TARANTO – Quando lo Stato vuole fila come un treno: decide e nulla può fermarlo. Se per alcuni aspetti ciò può essere rassicurante e farci sentire certi della garanzia di difesa dei princìpi fondamentali della Costituzione (al netto di riforme poco probabili), per altri aspetti e in determinate circostanze, il potere di decidere “a prescindere” non ci piace. Taranto ha la sfortuna di essere città strategica per i piani di sviluppo e difesa nazionale.
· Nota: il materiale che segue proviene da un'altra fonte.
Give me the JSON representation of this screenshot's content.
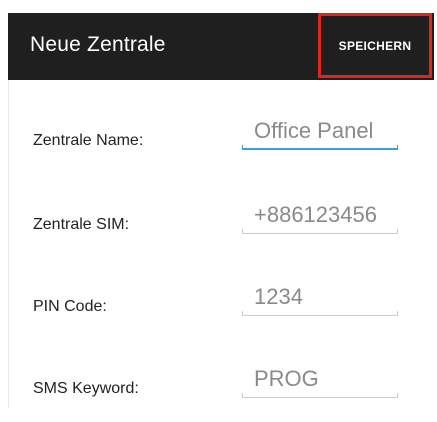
{
  "appbar": {
    "title": "Neue Zentrale",
    "save_label": "SPEICHERN",
    "bg_color": "#1f1f1f",
    "highlight_color": "#e0251f"
  },
  "form": {
    "fields": [
      {
        "label": "Zentrale Name:",
        "value": "Office Panel",
        "focused": true
      },
      {
        "label": "Zentrale SIM:",
        "value": "+886123456",
        "focused": false
      },
      {
        "label": "PIN Code:",
        "value": "1234",
        "focused": false
      },
      {
        "label": "SMS Keyword:",
        "value": "PROG",
        "focused": false
      }
    ],
    "focus_color": "#3aa0d8"
  }
}
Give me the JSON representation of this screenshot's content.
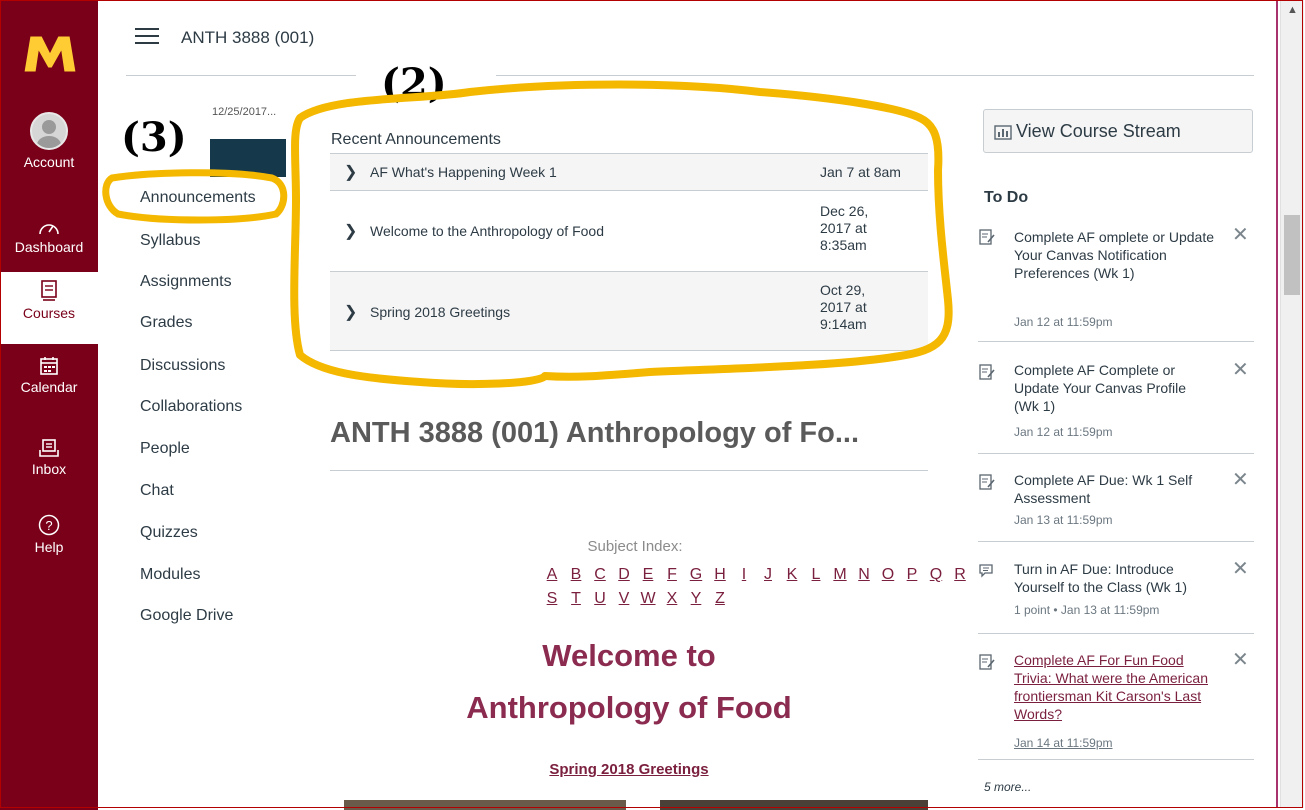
{
  "header": {
    "course_title": "ANTH 3888 (001)"
  },
  "global_nav": {
    "items": [
      {
        "label": "Account",
        "icon": "avatar-icon"
      },
      {
        "label": "Dashboard",
        "icon": "dashboard-icon"
      },
      {
        "label": "Courses",
        "icon": "courses-icon"
      },
      {
        "label": "Calendar",
        "icon": "calendar-icon"
      },
      {
        "label": "Inbox",
        "icon": "inbox-icon"
      },
      {
        "label": "Help",
        "icon": "help-icon"
      }
    ]
  },
  "annotations": {
    "left": "(3)",
    "top": "(2)"
  },
  "course_nav": {
    "date_crumb": "12/25/2017...",
    "items": [
      "Announcements",
      "Syllabus",
      "Assignments",
      "Grades",
      "Discussions",
      "Collaborations",
      "People",
      "Chat",
      "Quizzes",
      "Modules",
      "Google Drive"
    ]
  },
  "recent_announcements": {
    "title": "Recent Announcements",
    "items": [
      {
        "title": "AF What's Happening Week 1",
        "date": "Jan 7 at 8am"
      },
      {
        "title": "Welcome to the Anthropology of Food",
        "date": "Dec 26, 2017 at 8:35am"
      },
      {
        "title": "Spring 2018 Greetings",
        "date": "Oct 29, 2017 at 9:14am"
      }
    ]
  },
  "main": {
    "course_heading": "ANTH 3888 (001) Anthropology of Fo...",
    "subject_index_label": "Subject Index:",
    "letters_row1": [
      "A",
      "B",
      "C",
      "D",
      "E",
      "F",
      "G",
      "H",
      "I",
      "J",
      "K",
      "L",
      "M",
      "N",
      "O",
      "P",
      "Q",
      "R"
    ],
    "letters_row2": [
      "S",
      "T",
      "U",
      "V",
      "W",
      "X",
      "Y",
      "Z"
    ],
    "welcome_line1": "Welcome to",
    "welcome_line2": "Anthropology of Food",
    "greetings_link": "Spring 2018 Greetings"
  },
  "sidebar": {
    "view_stream": "View Course Stream",
    "todo_title": "To Do",
    "todos": [
      {
        "title": "Complete AF omplete or Update Your Canvas Notification Preferences (Wk 1)",
        "meta": "Jan 12 at 11:59pm",
        "icon": "quiz-icon"
      },
      {
        "title": "Complete AF Complete or Update Your Canvas Profile (Wk 1)",
        "meta": "Jan 12 at 11:59pm",
        "icon": "quiz-icon"
      },
      {
        "title": "Complete AF Due: Wk 1 Self Assessment",
        "meta": "Jan 13 at 11:59pm",
        "icon": "quiz-icon"
      },
      {
        "title": "Turn in AF Due: Introduce Yourself to the Class (Wk 1)",
        "meta": "1 point • Jan 13 at 11:59pm",
        "icon": "discussion-icon"
      },
      {
        "title": "Complete AF For Fun Food Trivia: What were the American frontiersman Kit Carson's Last Words?",
        "meta": "Jan 14 at 11:59pm",
        "icon": "quiz-icon"
      }
    ],
    "more": "5 more..."
  },
  "colors": {
    "brand": "#7a0019",
    "accent": "#7a1f3d",
    "highlight": "#f5b800"
  }
}
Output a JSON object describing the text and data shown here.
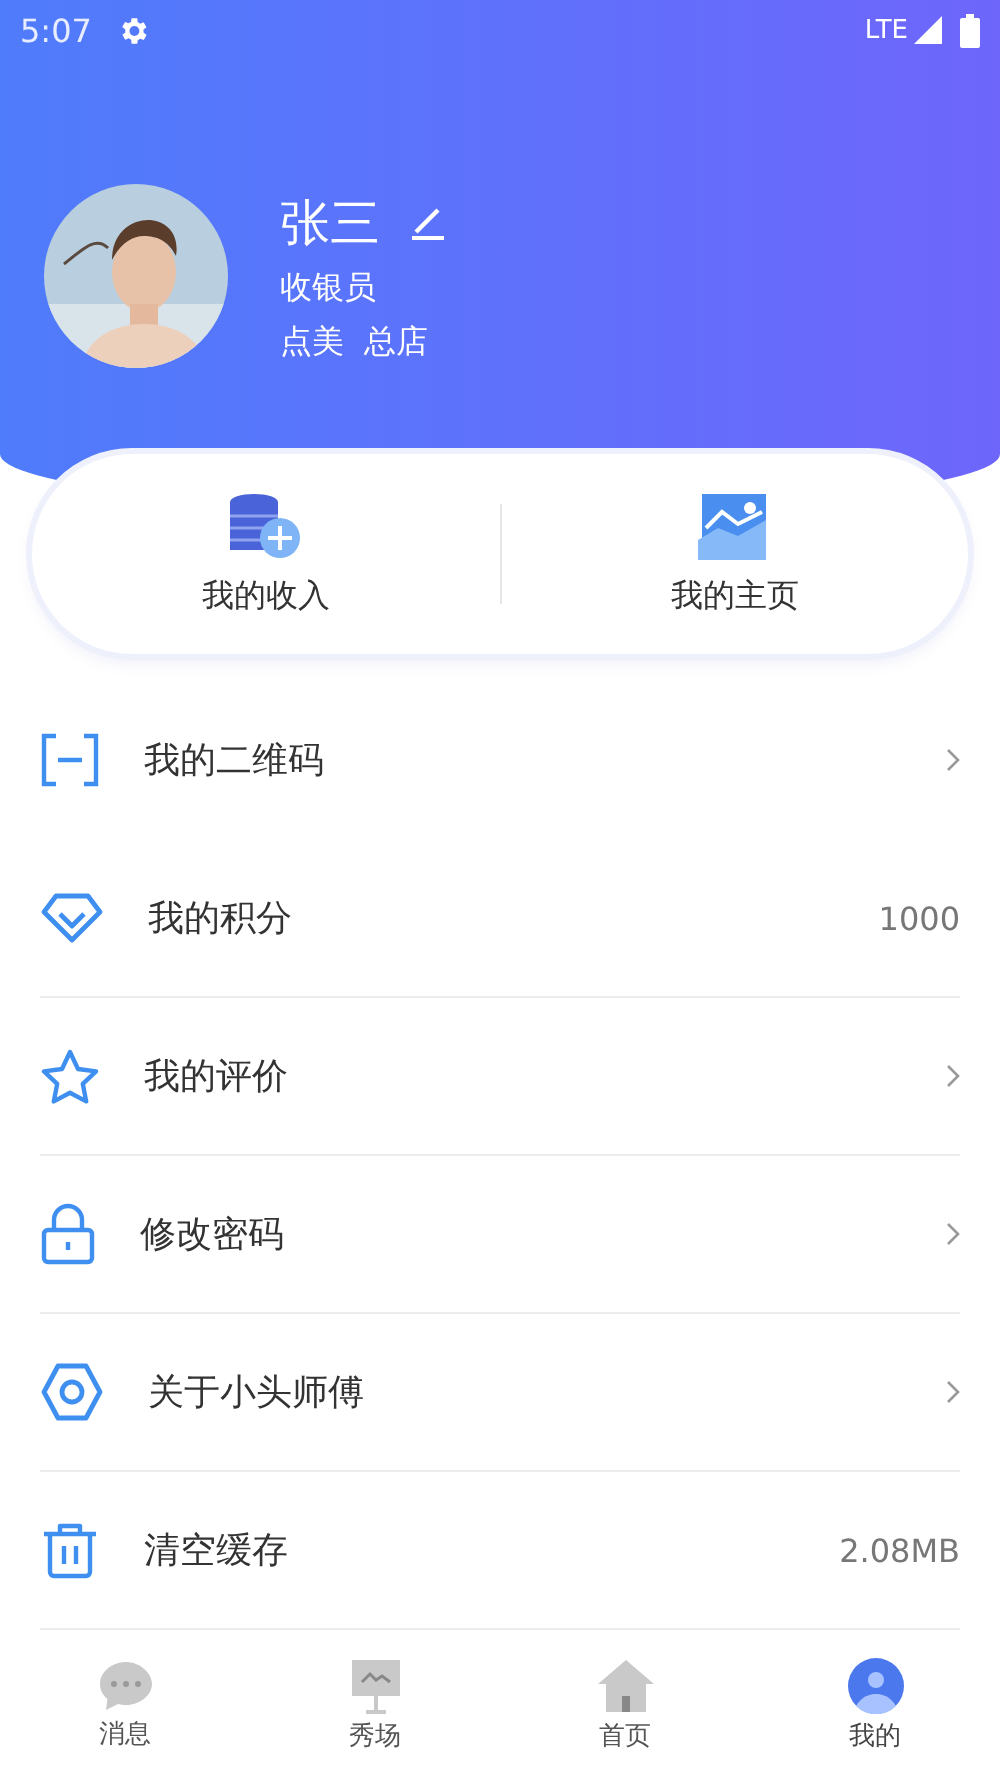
{
  "status_bar": {
    "time": "5:07",
    "network": "LTE"
  },
  "profile": {
    "name": "张三",
    "role": "收银员",
    "store": "点美  总店"
  },
  "shortcuts": [
    {
      "label": "我的收入"
    },
    {
      "label": "我的主页"
    }
  ],
  "menu": [
    {
      "label": "我的二维码",
      "kind": "chevron",
      "divider": false
    },
    {
      "label": "我的积分",
      "kind": "value",
      "value": "1000",
      "divider": true
    },
    {
      "label": "我的评价",
      "kind": "chevron",
      "divider": true
    },
    {
      "label": "修改密码",
      "kind": "chevron",
      "divider": true
    },
    {
      "label": "关于小头师傅",
      "kind": "chevron",
      "divider": true
    },
    {
      "label": "清空缓存",
      "kind": "value",
      "value": "2.08MB",
      "divider": true
    }
  ],
  "bottom_nav": [
    {
      "label": "消息",
      "selected": false
    },
    {
      "label": "秀场",
      "selected": false
    },
    {
      "label": "首页",
      "selected": false
    },
    {
      "label": "我的",
      "selected": true
    }
  ]
}
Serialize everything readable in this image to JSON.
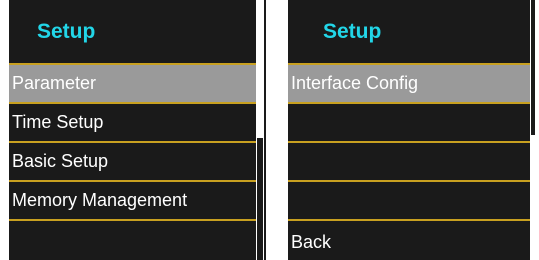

Non c’è governo che tenga. Qui tutto deve restare così, immutabilmente fermo. L’acciaio nazionale si deve produrre per forza qui da noi, il petrolio dovrà sbarcare in riva allo Jonio, i piani di difesa nazionale prevedono che la Marina occupi una gran parte delle nostre aree costiere. Una città forse sfortunata per la posizione geografica o per l’ignoranza o l’incapacità di chi la amministrava perché non in grado di comprendere ciò che sarebbe diventata, facendola giungere a questo punto di occupazione e sfruttamento territoriale permanente.
A puntellare questo stato di cose ci sono poteri troppo forti per concedere vittorie a chi si oppone al sistema attuale: banche, multinazionali, Confindustria, sono tutte compatte per bloccare qualunque progetto di cambiamento. Un piano strategico che ha rischiato per poco di crollare nel 2012, sotto la pressione delle proteste popolari e delle azioni della magistratura, ma che immediatamente, scavalcando diritti collettivi e prassi ordinarie di pubblica amministrazione e giurisprudenza, lo Stato ha puntellato a qualunque costo – economico, sociale e morale – tenendo in piedi un castello che mostrava crepe da tutti i suoi lati.
Quella vittoria che sembrava così vicina da parte delle forze ambientaliste e dei tanti cittadini indignati da una occupazione ingiusta e prepotente, è stata evitata utilizzando qualunque mezzo (lecito?) che sfruttava la forza degli ormai innumerevoli decreti che ci è toccato subire passivamente e che probabilmente continueranno a puntellare questo stato di cose per chissà quanto tempo ancora. Perfino l’aspetto sanitario e in particolare l’aumento di rischio per la popolazione, tema che secondo alcuni sarebbe stato sufficiente a far cambiare i piani strategici nazionali, non è stato abbastanza motivante per chi teneva le leve del potere.
Lotte, proteste, convegni, proposte, dati, analisi, previsioni, si scontrano contro il muro incrollabile dello stato delle cose, più forte di qualunque ragione del cambiamento. Siamo tutti stanchi, sfiancati e molti di noi demoralizzati e, in più, disuniti. Persino un appuntamento importante, decisivo per le sorti della città, quale quello delle prossime elezioni amministrative, rischia di scivolar via senza appassionare troppo i cittadini, almeno a giudicare dalla scarso interesse che si percepisce fino a questo momento.
Questo malgrado l’elevato numero di possibili candidati sindaco di cui si parla che sembrano essere, in alcuni casi, espressione di parti non comunicanti della popolazione e che si propongono rendendosi incompatibili a qualunque tentativo di unità. Le ragioni di ciò andrebbero forse indagate con sedute di psicoanalisi collettiva, soprattutto alla luce dei programmi elettorali che, in alcuni casi, saranno certamente molto simili, addirittura in buona parte sovrapponibili. Ma questo è lo stato delle cose e qualcuno forse ne trarrà gioia perché la locuzione latina “divide et impera” resta sempre attuale.